Most principals named both a school member and a community member to the committee. A member of the county Board of Commissioners, Roy Thompson, served on the committee as the community representative for Portal Middle High School. Before Webb’s remarks, Thompson spoke to the school board.
“With this committee, there was never a raised voice; there was never any dissension,” Thompson said. “All we had was positive discussion, because we knew what we were doing. We were discussing for the benefit of the school kids of Bulloch County, and any improvement made at any school is a plus.”
The committee asked that the board, “laying politics aside,” follow the ranking of the projects in the order they were presented, Thompson said.
The list has three tiers, the first with 12 projects, the second with 11 and the third with 14. Only those 12 first-tier projects were considered during the discussion at Thursday’s board meeting.
Chief Financial Officer Troy Brown reported on the school system’s capital projects fund. This money comes largely from the school system’s Special Purpose Local Option Sales Tax, with advances from the sales of bonds, which the tax repays. By law, this fund can be used only for capital spending such as technology, bus purchases and construction.
By June 30, the end of the fiscal year, the fund should have about $1 million left. A new bond sale could provide $1.6 million more, this probably being the limit underwriters would allow in the current five-year SPLOST, Brown said. That would bring the available funds to $2.6 million.
However, the board previously assigned a share of the money to annual technology purchases, such as replacing computers, smartboards and digital projectors. Over the next four years, these are projected to cost $2.1 million, leaving only $500,000 for the facilities projects.
Brown provided the $2.5 million estimate for the first 12 projects, noting that it did not reflect “hard bid” costs.
Paying for it
Superintendent Charles Wilson said this gives the board four options: do nothing; spend just the $500,000, leaving most of even the first tier undone; plan early for another SPLOST; or transfer the $2.1 million in technology spending back to the general fund.
That would boost the total for facilities projects to more than $2.5 million.
Meanwhile, the added technology costs in the general fund, where the local funding source is property tax, would amount to about $500,000 annually.
That, by itself, would require less than one-third of a mill in tax revenue.
However, Brown also delivered a report on the operational funding of the schools showing that the local tax money spent per student varies widely from one campus to another. This report is related to the Bulloch County Schools’ move to become an Investing in Educational Excellence, or IE2, school district, giving each school more say in how it spends its allotted state and local money.

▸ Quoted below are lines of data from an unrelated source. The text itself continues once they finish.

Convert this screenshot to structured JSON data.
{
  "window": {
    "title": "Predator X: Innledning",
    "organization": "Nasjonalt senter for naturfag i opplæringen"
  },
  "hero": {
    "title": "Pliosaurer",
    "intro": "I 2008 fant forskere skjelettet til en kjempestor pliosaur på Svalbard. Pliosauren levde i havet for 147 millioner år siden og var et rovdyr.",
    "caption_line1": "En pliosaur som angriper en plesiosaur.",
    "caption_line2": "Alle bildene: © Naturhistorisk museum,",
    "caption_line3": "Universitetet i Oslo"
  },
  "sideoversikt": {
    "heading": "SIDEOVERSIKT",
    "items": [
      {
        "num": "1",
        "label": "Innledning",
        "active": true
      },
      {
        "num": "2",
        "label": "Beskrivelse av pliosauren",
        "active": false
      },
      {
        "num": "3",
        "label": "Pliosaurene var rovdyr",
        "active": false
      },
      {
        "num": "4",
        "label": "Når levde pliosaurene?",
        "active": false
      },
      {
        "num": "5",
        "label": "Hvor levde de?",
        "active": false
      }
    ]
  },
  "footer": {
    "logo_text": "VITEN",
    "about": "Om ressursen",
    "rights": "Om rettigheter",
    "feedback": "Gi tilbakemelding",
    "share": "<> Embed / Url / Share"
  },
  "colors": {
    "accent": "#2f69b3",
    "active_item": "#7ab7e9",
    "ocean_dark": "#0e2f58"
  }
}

If the board funded all of the schools up to Bulloch County’s current average per-student funding, the shift in technology costs could then become the smaller part of a larger millage increase.
Wilson asked board members for an informal indication of support for the $500,000 first-year shift in technology costs from the capital projects fund back to the general fund. Some members expressed support, and Wilson said he would direct Brown to draft the budget on this basis.
However, to clarify the decision, Wilson plans to make a recommendation at the Feb. 12 meeting that the board appropriate $2.5 million from the capital projects budget for the priorities identified by the committee.